A Stochastic Process describes a system where state changes are driven by probability. This type of process follows an assumption known as the Markov Property - the next state of the system depends only on the current state, not the sequence of prior states that led to the current state. This idea forms a core framework in probabilistic modeling.
A First-Order Markov Chain is a mathematical model that uses this property to predict the next state of a system given only its current state. Despite the simplicity in requiring no memory of past states, this approach can prove powerful across many applications, like natural language processing or predicting how users navigate websites.
The Basics of a Markov Chain
Before we look at a real-world application of a Markov chain model, let’s familiarize ourselves with some basic concepts. For any stochastic process, we must define the State Space S: a complete set of states covering all possible system outcomes. For example, let’s define a system with exactly three states. Then the state space S = {S1, S2, S3}. From any state Sn in S, the system can transition to one of the other two states, or remain in the same state.

A transition from state i to state j is written as i→j. Consider a random state in our system like S1. From S1, there exist three possible transitions:
S1→S1 : starting from state S1, we stay in state S1.
S1→S2 : starting from state S1, we transition to state S2.
S1→S3 : starting from state S1, we transition to state S3.

Each transition i→j has a transition probability - the likelihood of transitioning from state i to state j. The transition probability Pij can be written as:
Pij = P(Si→Sj) = P(St+1 = Sj | St = Si) where t indicates a state-step in the system.
In order to estimate the probability of a transition occuring, P̂ij, we must first observe the system and count the number of transitions from i→j that occur. These observable counts are denoted cij.
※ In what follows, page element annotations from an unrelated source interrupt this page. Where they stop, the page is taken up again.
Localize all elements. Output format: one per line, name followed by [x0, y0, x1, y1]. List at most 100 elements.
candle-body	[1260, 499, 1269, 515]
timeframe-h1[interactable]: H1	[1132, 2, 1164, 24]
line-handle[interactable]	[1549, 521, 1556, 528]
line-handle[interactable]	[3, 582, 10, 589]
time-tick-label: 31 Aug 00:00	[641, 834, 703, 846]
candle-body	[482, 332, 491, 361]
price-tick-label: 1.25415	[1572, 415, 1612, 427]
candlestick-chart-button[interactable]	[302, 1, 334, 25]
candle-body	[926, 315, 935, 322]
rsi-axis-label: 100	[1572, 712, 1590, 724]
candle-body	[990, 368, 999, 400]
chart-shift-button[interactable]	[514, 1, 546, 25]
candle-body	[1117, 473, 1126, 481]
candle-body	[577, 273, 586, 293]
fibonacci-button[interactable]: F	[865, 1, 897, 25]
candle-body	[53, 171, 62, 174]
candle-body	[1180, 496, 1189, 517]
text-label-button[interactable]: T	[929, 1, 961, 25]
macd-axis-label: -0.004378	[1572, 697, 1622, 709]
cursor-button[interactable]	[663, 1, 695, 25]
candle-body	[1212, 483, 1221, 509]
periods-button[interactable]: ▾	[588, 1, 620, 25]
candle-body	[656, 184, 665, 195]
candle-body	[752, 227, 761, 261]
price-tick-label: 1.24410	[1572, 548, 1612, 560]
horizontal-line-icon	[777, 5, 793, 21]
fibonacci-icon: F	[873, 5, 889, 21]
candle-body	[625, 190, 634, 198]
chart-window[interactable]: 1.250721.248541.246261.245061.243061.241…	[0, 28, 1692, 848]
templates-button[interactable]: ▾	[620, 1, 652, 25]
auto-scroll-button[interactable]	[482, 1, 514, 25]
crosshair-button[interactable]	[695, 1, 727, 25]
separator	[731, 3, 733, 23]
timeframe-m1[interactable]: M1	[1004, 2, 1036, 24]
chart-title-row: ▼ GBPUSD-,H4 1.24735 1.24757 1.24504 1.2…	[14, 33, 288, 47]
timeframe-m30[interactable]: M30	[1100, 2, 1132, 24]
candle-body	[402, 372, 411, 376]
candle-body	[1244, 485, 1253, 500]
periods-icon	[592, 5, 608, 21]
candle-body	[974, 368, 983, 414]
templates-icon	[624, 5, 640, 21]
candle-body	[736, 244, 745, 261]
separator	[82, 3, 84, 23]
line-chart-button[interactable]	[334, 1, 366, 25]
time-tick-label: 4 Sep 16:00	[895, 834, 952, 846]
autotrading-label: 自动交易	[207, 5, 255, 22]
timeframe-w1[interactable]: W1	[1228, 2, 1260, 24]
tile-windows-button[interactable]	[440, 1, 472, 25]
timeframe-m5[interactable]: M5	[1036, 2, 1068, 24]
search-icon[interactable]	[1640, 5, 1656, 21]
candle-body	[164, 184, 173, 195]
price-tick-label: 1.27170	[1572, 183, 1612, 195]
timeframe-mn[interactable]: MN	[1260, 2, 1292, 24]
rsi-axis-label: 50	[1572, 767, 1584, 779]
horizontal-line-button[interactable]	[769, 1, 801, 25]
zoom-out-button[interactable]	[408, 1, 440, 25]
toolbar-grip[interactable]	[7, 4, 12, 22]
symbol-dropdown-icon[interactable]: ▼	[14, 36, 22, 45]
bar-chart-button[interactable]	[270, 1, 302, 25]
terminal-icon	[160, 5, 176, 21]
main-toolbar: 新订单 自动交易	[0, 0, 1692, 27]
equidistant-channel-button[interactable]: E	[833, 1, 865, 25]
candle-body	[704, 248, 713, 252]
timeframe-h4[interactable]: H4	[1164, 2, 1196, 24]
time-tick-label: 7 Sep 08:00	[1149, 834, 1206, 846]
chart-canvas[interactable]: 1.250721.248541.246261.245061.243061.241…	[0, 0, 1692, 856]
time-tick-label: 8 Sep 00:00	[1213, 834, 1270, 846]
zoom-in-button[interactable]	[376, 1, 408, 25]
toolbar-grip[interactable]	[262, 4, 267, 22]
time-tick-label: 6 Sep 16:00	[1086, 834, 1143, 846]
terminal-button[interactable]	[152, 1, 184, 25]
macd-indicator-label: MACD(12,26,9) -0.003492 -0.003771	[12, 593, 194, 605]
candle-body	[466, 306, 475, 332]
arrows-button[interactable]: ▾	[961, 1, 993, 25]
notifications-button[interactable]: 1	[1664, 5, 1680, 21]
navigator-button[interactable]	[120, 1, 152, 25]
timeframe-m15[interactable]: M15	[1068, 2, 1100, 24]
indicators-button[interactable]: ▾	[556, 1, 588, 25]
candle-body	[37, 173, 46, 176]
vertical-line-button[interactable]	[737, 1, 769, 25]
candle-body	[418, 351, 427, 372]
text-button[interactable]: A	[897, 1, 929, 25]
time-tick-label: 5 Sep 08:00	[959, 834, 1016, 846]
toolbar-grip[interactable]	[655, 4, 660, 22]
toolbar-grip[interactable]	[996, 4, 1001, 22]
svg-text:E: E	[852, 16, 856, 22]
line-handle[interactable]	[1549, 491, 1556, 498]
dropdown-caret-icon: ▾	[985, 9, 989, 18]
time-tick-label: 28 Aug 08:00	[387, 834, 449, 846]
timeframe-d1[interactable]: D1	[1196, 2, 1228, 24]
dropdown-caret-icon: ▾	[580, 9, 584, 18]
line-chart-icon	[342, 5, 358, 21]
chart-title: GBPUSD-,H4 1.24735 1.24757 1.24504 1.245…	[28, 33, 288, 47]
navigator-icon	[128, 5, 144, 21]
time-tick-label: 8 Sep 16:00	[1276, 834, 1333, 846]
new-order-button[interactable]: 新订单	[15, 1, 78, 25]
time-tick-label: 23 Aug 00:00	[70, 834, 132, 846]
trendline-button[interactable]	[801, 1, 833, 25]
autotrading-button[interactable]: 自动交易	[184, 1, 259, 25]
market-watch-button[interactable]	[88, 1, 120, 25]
We’ll also need to count the number of transitions from i→k that have occurred, where k denotes any possible transition state from i. We can denote the total count of transitions from i as cik. Now, we’re ready to estimate the transition probability P̂ij. The maximum likelihood estimator for Markov chain transition probabilities is:
P̂ij = cij / ∑k cik
Once calculating P̂ij for every possible transition in the system, we can update our original diagram with transition probabilities.

Note: The transition probabilities from any state add up to one, ensuring all possible next states are accounted for.
Application
To recap, Markov chain models are useful when a system’s future state depends primarily on its current state rather than its full history. Compared to more complex models, they require fewer features (and fewer assumptions about their correlations) while maintaining interpretability of state-to-state dynamics.
Let’s dive into a real use case - modeling user navigation on an online retailer website. Here is a visual of the website’s homepage highlighting possible user navigations (states) for the Markov chain.
UI design generated by Claude Sonnet 4.6
I simulated a dataset capturing 10,000 individual user sessions on this website. By defintion, every user journey will start on one of three pages: the homepage (95% of sessions), the search page (3%), or the customer support page (2%). The dataset contains three columns.
session_id is the unique ID for each user session.
t is the click number from the start of a user session.
state is the web page the user navigates to.